Carlson’s toxic content, like that of his prime-time colleagues, drove away major advertisers, leaving its commercial segments largely filled by ads for election-denier Mike Lindell’s MyPillow, direct-to-consumer products and Fox News itself. Big companies carefully manage risks to their brands and prefer to support programs that aren’t drenched in racist conspiracy theories. Carlson’s removal might seem at first like a step forward on this front — but it also means that Fox’s flagship time slot is now in tumult, with the content unlikely to dramatically improve because of the audience’s demands. And the clock is ticking before this year’s upfronts, during which Fox typically hopes to sell the lion’s share of its ads for the next year.

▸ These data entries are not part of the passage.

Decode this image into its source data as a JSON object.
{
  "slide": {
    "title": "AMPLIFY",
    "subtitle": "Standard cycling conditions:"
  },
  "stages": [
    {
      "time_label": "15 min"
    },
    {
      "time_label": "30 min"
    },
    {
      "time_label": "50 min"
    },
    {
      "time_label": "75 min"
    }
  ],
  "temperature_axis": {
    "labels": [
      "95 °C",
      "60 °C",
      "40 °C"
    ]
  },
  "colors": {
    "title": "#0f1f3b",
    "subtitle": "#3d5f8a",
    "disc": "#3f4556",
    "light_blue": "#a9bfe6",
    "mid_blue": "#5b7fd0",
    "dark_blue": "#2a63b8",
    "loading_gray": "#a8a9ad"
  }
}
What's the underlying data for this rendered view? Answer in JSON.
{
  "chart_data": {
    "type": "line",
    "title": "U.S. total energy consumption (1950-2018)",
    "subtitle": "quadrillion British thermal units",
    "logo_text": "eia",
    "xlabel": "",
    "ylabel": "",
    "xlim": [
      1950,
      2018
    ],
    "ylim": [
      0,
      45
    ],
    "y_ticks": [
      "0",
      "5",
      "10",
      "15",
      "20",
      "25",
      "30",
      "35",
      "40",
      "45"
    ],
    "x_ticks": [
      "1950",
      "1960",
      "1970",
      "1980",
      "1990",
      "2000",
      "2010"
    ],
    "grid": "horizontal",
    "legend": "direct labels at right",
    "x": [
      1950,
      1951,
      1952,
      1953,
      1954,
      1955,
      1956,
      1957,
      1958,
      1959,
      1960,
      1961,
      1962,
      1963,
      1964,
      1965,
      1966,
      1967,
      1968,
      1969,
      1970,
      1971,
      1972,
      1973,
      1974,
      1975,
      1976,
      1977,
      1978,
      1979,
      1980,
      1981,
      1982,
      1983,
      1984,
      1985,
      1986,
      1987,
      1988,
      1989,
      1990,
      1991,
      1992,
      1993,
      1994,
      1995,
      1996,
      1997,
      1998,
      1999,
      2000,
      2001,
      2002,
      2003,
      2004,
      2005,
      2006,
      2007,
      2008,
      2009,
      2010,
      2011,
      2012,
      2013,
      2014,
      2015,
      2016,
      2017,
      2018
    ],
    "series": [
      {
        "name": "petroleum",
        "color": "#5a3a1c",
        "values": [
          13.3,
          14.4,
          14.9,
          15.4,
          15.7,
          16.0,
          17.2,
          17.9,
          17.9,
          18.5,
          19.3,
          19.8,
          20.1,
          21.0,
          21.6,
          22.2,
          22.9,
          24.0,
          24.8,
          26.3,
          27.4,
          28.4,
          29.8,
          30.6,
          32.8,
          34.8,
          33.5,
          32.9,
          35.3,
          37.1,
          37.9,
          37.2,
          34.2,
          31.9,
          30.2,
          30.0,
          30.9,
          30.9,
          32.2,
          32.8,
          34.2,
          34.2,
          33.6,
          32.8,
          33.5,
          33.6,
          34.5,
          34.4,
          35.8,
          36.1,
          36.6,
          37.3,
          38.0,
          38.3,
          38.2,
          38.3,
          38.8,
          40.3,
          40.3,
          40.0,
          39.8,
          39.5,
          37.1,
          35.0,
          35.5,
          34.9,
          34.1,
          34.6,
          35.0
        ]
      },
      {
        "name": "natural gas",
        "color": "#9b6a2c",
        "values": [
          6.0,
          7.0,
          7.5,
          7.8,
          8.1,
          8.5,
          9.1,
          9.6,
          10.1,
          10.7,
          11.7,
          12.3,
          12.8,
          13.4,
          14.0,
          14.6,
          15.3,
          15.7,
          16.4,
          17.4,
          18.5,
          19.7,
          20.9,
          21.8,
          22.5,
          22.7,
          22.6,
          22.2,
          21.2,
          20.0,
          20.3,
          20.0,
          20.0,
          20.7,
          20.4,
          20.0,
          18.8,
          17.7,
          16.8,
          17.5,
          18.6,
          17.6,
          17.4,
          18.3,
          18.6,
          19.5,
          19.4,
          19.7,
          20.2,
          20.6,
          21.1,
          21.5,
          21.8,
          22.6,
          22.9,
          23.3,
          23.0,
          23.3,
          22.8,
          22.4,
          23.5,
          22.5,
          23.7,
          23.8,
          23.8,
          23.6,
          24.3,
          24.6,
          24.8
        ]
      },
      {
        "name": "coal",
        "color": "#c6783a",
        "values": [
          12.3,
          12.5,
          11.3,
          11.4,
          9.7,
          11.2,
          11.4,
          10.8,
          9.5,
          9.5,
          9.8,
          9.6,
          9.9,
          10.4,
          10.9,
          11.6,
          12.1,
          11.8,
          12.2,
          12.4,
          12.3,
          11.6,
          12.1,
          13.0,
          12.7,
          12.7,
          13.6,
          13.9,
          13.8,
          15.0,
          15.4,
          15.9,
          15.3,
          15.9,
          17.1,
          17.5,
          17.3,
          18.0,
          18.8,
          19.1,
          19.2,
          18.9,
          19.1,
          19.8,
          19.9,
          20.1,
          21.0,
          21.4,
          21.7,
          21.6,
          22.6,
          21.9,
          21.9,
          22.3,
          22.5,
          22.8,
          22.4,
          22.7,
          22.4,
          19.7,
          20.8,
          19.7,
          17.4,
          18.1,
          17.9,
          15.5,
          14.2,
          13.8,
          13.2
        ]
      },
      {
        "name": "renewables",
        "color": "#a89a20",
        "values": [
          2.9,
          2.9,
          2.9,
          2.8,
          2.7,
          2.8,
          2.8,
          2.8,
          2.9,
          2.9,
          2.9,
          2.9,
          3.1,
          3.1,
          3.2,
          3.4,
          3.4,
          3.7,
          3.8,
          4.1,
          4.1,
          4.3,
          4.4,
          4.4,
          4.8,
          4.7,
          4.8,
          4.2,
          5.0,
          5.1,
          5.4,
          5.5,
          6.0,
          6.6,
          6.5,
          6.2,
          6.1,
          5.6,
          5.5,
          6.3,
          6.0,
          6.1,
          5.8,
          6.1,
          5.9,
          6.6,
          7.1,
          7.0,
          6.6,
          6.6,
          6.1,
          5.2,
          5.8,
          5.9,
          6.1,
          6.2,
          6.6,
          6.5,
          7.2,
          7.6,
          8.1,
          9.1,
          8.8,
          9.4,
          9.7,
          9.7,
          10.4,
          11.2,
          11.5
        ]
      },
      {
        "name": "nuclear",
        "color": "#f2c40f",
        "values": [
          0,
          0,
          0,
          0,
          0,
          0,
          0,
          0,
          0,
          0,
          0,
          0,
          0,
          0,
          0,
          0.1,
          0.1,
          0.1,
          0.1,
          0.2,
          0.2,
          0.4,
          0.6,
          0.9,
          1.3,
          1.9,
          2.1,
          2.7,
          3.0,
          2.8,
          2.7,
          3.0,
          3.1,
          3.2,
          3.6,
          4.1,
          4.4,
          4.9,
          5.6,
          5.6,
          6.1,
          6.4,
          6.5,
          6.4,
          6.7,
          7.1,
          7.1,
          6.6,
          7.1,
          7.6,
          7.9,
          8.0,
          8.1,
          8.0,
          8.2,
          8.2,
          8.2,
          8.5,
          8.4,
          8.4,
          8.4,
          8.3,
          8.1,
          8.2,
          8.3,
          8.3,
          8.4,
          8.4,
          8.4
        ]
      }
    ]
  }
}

Fox does remain immensely profitable in spite of its advertiser woes, thanks to lucrative contracts with cable carriers. The network is renegotiating several of its most important deals this year and hoping not only to hold steady, but to dramatically increase its already sky-high fees. The network’s executives may hope that Carlson’s firing improves their hand in the talks by removing the most prominent example of its extremism. But Fox traditionally puts the hammer down in these disputes by getting their viewers involved, and the audience may prove less willing to participate after his dismissal. That potential apathy will be matched by cable news consumers who don’t want to pay more for a channel exposed in the massive Dominion settlement as a propaganda network, not a news outlet.
We still don’t know why Fox ultimately decided to part with its biggest star. But the move leaves the network weakened, without obvious paths to secure its position — and primed for long-overdue accountability.